Use specially designed software, as paper evaluations are never compiled in digital format (or if they are, at the cost of time that could have been better spent on other, higher value-added tasks). With regard to emails asking the learner to fill out a digital evaluation, it is vital to adhere to certain best practices: very sober content to avoid being mistaken for spam and a clear, catchy title. Don’t send emails during the holidays. The best days are Tuesday and Thursday, preferably before midday.

There are many benefits of proposing a visual summary of the results, in the form of computer graphics, for example. The promise of such a document is a powerful sales argument, particularly if the document is designed to push the evaluation and analysis to level 4, i.e. the client’s expected results.

Designing quantifiable evaluations

Questionnaires must be short, with precise and unambiguous questions.
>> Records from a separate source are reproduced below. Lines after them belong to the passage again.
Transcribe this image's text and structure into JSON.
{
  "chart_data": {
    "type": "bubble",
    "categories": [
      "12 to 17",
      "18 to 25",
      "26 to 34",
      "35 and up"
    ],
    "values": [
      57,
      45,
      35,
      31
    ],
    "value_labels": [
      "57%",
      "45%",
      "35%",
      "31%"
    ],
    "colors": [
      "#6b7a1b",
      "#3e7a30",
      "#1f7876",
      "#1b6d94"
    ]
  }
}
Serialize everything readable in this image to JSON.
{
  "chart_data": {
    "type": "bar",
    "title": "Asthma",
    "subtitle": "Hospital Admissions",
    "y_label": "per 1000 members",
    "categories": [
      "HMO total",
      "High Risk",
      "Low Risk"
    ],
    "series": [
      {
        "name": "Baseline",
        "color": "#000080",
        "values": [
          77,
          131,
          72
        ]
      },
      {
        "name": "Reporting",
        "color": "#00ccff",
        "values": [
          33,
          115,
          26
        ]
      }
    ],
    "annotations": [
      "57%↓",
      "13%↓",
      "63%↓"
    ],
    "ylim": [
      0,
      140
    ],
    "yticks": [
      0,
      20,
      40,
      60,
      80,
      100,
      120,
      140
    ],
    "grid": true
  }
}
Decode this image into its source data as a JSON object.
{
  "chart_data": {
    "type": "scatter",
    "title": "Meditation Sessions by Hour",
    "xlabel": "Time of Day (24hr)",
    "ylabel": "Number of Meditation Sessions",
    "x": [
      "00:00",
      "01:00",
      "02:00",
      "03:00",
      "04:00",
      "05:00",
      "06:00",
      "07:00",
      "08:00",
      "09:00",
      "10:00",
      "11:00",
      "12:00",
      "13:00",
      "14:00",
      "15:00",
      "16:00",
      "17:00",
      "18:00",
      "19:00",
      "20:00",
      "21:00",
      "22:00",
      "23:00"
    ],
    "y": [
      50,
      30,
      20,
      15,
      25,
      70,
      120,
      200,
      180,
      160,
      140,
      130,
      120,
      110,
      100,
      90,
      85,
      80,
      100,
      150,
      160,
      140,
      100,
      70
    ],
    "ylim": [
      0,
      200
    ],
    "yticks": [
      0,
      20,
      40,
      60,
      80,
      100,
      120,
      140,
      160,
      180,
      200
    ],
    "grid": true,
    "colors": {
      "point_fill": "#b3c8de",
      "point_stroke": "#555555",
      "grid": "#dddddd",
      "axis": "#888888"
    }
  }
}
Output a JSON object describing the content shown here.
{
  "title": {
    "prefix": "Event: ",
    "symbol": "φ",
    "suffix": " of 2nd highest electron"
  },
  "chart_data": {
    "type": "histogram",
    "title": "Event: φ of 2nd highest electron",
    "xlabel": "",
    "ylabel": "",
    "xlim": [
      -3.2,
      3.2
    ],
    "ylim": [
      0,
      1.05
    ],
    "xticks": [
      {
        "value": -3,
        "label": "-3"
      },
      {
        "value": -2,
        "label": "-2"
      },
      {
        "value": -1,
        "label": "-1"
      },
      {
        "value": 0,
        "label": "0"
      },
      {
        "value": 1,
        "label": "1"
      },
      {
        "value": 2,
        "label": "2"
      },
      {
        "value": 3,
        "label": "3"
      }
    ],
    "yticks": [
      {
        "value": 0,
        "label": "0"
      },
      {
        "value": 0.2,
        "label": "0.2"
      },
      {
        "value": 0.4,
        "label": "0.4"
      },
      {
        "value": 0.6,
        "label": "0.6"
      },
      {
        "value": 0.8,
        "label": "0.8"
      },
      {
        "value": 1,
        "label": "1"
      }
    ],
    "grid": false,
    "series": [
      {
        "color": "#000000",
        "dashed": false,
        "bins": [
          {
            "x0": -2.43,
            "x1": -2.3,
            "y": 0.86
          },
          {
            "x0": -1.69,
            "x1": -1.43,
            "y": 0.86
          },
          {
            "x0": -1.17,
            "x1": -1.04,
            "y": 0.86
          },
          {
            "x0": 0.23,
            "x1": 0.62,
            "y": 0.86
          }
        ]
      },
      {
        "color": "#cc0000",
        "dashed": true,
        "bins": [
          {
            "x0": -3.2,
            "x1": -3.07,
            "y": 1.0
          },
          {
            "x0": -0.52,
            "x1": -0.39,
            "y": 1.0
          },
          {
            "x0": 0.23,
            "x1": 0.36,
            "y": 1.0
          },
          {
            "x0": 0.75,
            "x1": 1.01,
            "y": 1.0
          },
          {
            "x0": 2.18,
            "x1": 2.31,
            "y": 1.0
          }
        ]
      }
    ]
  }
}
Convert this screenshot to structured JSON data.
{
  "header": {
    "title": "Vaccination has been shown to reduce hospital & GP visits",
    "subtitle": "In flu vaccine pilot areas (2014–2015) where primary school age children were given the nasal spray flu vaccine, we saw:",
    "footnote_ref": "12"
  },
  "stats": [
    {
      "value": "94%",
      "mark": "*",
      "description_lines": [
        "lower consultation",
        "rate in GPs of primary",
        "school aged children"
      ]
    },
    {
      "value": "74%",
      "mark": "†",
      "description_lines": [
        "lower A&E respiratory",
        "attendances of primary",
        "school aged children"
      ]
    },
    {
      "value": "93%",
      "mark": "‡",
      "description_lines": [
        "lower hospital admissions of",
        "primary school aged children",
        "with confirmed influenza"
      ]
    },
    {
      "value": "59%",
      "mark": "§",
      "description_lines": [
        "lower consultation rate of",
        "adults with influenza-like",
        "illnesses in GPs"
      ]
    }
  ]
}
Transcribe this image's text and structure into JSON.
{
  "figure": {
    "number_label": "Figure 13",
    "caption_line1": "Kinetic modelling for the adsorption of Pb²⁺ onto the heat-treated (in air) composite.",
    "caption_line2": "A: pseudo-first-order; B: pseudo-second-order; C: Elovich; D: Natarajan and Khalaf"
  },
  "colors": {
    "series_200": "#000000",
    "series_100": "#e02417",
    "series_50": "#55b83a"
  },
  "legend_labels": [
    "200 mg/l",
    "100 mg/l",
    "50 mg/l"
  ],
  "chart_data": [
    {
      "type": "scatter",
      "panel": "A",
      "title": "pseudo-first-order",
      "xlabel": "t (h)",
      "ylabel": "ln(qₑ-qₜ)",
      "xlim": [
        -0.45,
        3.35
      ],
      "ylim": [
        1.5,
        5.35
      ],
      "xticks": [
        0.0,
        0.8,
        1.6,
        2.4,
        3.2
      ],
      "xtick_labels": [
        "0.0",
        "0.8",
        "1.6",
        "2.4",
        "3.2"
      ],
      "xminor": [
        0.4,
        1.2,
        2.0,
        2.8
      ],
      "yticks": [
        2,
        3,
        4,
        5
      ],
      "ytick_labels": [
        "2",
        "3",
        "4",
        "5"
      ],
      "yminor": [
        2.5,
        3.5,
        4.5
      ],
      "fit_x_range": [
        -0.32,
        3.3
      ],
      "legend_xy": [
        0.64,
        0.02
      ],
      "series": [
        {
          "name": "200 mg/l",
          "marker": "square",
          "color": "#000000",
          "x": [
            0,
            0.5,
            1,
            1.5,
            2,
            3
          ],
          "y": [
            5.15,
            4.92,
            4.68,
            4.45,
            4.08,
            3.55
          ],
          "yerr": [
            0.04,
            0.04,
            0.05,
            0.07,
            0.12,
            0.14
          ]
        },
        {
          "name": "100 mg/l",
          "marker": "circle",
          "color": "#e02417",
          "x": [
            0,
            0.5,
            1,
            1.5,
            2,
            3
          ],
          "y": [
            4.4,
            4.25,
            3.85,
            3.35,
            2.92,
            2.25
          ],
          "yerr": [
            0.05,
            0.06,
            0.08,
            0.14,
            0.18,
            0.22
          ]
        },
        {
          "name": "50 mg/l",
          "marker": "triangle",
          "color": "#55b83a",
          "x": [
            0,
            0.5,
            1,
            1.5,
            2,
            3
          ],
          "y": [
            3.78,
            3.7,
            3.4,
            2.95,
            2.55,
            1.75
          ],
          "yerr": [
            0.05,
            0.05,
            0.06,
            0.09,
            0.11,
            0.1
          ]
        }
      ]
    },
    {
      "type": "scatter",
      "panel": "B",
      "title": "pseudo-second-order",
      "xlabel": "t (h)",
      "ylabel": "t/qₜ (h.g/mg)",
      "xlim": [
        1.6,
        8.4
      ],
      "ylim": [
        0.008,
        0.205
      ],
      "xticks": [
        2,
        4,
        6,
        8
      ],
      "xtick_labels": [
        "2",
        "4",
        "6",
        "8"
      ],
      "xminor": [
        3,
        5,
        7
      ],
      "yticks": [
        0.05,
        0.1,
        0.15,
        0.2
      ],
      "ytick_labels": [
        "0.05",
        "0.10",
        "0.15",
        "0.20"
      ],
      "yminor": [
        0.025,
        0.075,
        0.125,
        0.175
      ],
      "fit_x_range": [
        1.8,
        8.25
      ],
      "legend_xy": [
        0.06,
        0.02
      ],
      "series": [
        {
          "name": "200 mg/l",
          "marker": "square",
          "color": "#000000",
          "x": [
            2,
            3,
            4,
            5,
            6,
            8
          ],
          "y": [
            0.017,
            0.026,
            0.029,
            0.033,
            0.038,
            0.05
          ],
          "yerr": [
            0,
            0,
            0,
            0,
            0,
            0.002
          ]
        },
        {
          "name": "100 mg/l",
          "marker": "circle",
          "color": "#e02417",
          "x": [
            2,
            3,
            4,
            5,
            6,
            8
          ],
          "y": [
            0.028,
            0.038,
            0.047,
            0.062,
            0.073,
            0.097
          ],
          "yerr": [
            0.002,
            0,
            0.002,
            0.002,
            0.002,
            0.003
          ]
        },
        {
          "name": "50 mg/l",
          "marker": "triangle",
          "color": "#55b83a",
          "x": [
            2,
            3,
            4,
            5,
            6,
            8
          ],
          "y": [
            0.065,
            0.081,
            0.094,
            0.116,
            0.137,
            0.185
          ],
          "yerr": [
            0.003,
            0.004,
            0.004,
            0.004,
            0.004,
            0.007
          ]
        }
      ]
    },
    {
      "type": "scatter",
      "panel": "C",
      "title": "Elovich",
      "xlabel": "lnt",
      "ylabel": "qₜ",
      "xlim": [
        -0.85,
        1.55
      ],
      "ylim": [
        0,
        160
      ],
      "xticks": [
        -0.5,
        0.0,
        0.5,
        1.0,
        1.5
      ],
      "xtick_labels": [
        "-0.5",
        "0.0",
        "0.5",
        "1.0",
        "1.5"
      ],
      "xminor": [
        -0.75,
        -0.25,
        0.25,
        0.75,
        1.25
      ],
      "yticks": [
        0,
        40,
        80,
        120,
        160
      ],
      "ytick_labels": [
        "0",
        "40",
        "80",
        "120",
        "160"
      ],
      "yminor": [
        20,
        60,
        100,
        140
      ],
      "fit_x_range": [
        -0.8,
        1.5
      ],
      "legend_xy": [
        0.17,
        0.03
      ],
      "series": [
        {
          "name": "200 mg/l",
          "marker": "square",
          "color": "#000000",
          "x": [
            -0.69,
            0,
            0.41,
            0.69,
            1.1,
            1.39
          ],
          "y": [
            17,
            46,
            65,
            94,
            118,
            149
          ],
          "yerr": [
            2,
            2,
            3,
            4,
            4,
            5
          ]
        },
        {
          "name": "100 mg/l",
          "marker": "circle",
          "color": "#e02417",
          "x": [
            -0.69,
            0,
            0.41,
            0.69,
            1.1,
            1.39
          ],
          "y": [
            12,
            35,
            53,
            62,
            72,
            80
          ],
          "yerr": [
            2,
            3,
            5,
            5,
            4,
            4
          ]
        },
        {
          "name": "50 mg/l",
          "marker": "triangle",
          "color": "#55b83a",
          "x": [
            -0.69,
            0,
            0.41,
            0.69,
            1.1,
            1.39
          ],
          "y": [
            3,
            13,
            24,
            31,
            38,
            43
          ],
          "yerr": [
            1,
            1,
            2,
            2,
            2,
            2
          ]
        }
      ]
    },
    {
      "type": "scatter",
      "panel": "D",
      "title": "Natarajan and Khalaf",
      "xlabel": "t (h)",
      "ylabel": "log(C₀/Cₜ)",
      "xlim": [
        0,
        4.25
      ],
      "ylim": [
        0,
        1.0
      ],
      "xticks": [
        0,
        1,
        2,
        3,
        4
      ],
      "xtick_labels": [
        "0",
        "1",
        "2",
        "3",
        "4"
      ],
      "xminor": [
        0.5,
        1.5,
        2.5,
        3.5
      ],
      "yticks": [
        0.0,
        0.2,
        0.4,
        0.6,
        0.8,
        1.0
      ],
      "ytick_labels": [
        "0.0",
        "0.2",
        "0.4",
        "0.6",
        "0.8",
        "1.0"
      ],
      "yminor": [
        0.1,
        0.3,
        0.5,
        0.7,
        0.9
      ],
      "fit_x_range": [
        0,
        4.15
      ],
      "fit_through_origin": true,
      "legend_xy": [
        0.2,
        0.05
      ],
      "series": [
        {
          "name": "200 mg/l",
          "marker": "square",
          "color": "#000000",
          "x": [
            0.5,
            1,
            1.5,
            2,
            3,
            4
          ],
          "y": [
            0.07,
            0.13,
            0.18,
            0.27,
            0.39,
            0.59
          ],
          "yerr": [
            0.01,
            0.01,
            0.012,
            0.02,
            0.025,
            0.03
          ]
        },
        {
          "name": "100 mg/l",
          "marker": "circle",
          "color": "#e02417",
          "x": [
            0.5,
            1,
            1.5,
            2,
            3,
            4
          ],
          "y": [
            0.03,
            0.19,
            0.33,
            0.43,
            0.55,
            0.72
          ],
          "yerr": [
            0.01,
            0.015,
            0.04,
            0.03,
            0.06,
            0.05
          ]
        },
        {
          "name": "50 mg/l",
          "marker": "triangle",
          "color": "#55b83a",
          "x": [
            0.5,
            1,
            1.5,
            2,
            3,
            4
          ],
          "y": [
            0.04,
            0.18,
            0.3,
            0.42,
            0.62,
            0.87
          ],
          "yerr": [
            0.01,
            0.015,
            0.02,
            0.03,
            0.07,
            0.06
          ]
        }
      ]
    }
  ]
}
Maximize the number of questions with quantifiable results. If you wish to include an open question, do so following a closed and quantified question on a similar subject.

Beware of satisfaction surveys conducted hastily in the final hour of the course, when the learners are in a hurry to catch their train home. The response you obtain will be of poor quality and often not very critical. It is better to send out the questionnaire the following day or a few days later and obtain considered responses that will enable you to progress. There may be a few answers missing, in which case do not hesitate to contact the learners concerned. It is better to have 90% high-quality responses than 100% hastily scribbled answer sheets.

Encourage trainees to commit to using what they have learned

During the training, ask trainees to define an action plan for the coming months. This is a simple way of inciting them to make commitments and, ideally, share them with their managers.

The response rate is often lower for delayed evaluations. Ideally, plan the delayed evaluation in advance in collaboration with the client. It will be harder to skip if it is a ‘mandatory’ part in the training imposed by the managers. As such, get the managers involved by also sending them an evaluation to fill in concerning the behaviour of their trained staff.

In the absence of help from management, you will have to be a bit cunning! Rekindle interest in the training by sending additional content. This could be a PDF containing 10 mistakes to be avoided by applying the skills acquired, an amusing video found on the Internet on a similar theme to the training, etc. Motivate the trainees to respond to the questionnaire by promising them a deliverable (e.g. an analysis of the results, computer graphics, etc.)

The landscape of professional training is undergoing major changes. Evaluating effectiveness can be a powerful tool for transforming the relationship between training company and client into a long-term partnership rather than a purchasing process focused on the lowest possible cost.